Lecture 1. Angular momentum of a rigid body
Angular momentum of a rigid body
The angular momentum is always calculated with respect to some fixed point. The fixed point can be taken as the origin of a reference system. For a continuous distribution of mass (not necessarily a rigid body), we can write the expression for the angular momentum as the integral
\begin{equation}
\vec{L}=\int\vec{r}\times\vec{v}\ dm\ .
\end{equation}
In the case of a rigid body in rotation about an axis, we can take any point on the rotation axis as the origin of the reference system .
Every point of the rotating rigid body preserves its distance to the rotation axis and rotates with the same angular velocity \(\vec{\omega}\).

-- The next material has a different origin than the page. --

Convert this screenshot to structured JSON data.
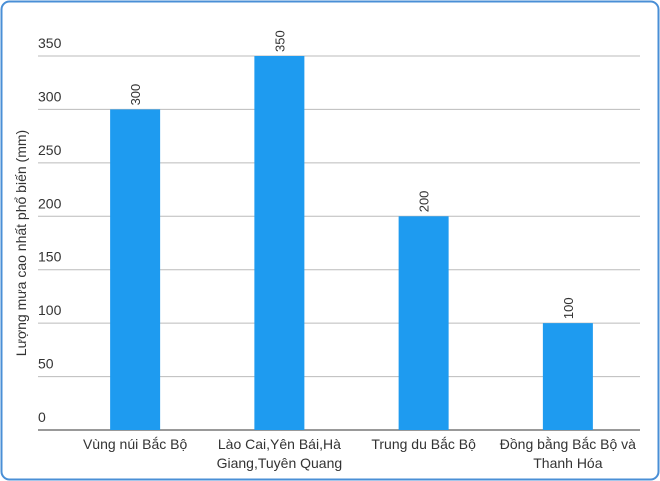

The rotation axis itself can be in motion either translational (as in the case of a yoyo) or rotational (as in the case of a spinning top), or both.
The angular velocity vector is directed along the rotation axis according with the right hand rule.
The linear velocity \(\vec{v}\) of every element of mass comes from the rotational motion around the axis and depends on its distance to it. Thus, for rotational motion around an axis, the linear velocity is given by
\begin{equation}
\vec{v}=\vec{\omega}\times\vec{r}\ ,
\end{equation}
and consequently, the angular momentum of a rotating rigid body takes the special form
\begin{equation}
\vec{L}=\int\vec{r}\times(\vec{\omega}\times\vec{r})\ dm\ .
\end{equation}
For a rigid body the angular velocity \(\vec{\omega}\) is necessarily the same for each mass element \(dm\).
The angular momentum depends on the point with respect to which it is calculated. A useful decomposition is achieved by taking
\begin{equation}
\vec{r}=\vec{r}_{cm}+\vec{r}^{\ \prime}\ ,
\end{equation}
where \(\vec{r}_{cm}\) is the position of the center of mass and \(\vec{r}^{\ \prime}\) is the position with respect to the center of mass. Thus, we can write:
\begin{equation}
\vec{L}=\int(\vec{r}_{cm}+\vec{r}^{\ \prime})\times[\vec{\omega}\times(\vec{r}_{cm}+\vec{r}^{\ \prime})]dm
\end{equation}
The angular momentum becomes the sum of four terms:
\begin{align}
\vec{L}&=\int\vec{r}_{cm}\times(\vec{\omega}\times\vec{r}_{cm})dm\\
&+\int\vec{r}_{cm}\times(\vec{\omega}\times\vec{r}^{\ \prime})dm\\
&+\int\vec{r}^{\ \prime}\times(\vec{\omega}\times\vec{r}_{cm})dm\\
&+\int\vec{r}^{\ \prime}\times(\vec{\omega}\times\vec{r}^{\ \prime})dm
\end{align}
By using the vector identity \(\vec{a}\times(\vec{b}\times\vec{c})=(\vec{a}\cdot\vec{c})\vec{b}-(\vec{a}\times\vec{b})\vec{c}\), we can write the angular momentum in the form
\begin{equation}
\vec{L}=\int\{(\vec{r}\cdot\vec{r})\vec{\omega}-(\vec{r}\cdot\vec{\omega})\vec{r}\}dm(\vec{r})
\end{equation}
The tensor of inertia
The right side of either Eq.(1) or Eq.(2) is a linear transformation \(\mathcal{I}(\vec{\omega})\) of the angular velocity vector \(\vec{\omega}\). The linear transformation \(\mathcal{I}\) is called the tensor of inertia. To find an expression for this tensor we define the identity linear transformation \(id\) that acts on the angular velocity in the form \(id(\vec{\omega})=\vec{\omega}\), and the tensor linear transformation \(\vec{r}\otimes\vec{r}\) that acts on the angular velocity in the form \((\vec{r}\otimes\vec{r})(\vec{\omega})=\vec{r}(\vec{r}\cdot\vec{\omega})\).
With the previous definitions, we find that the tensor of inertia can be written in the form
\begin{equation}
\mathcal{I}=\int\{r^2id-\vec{r}\otimes\vec{r}\}dm(\vec{r})
\end{equation}
Matrix representation of the tensor of inertia
By selecting some basis, one can express such a tensor in matrix form and write it in the form of a square matrix \(I\) times a column vector
\begin{equation}
\vec{l}=I\vec{\omega}.
\end{equation}
The matrix $I$ is the representation of the inertia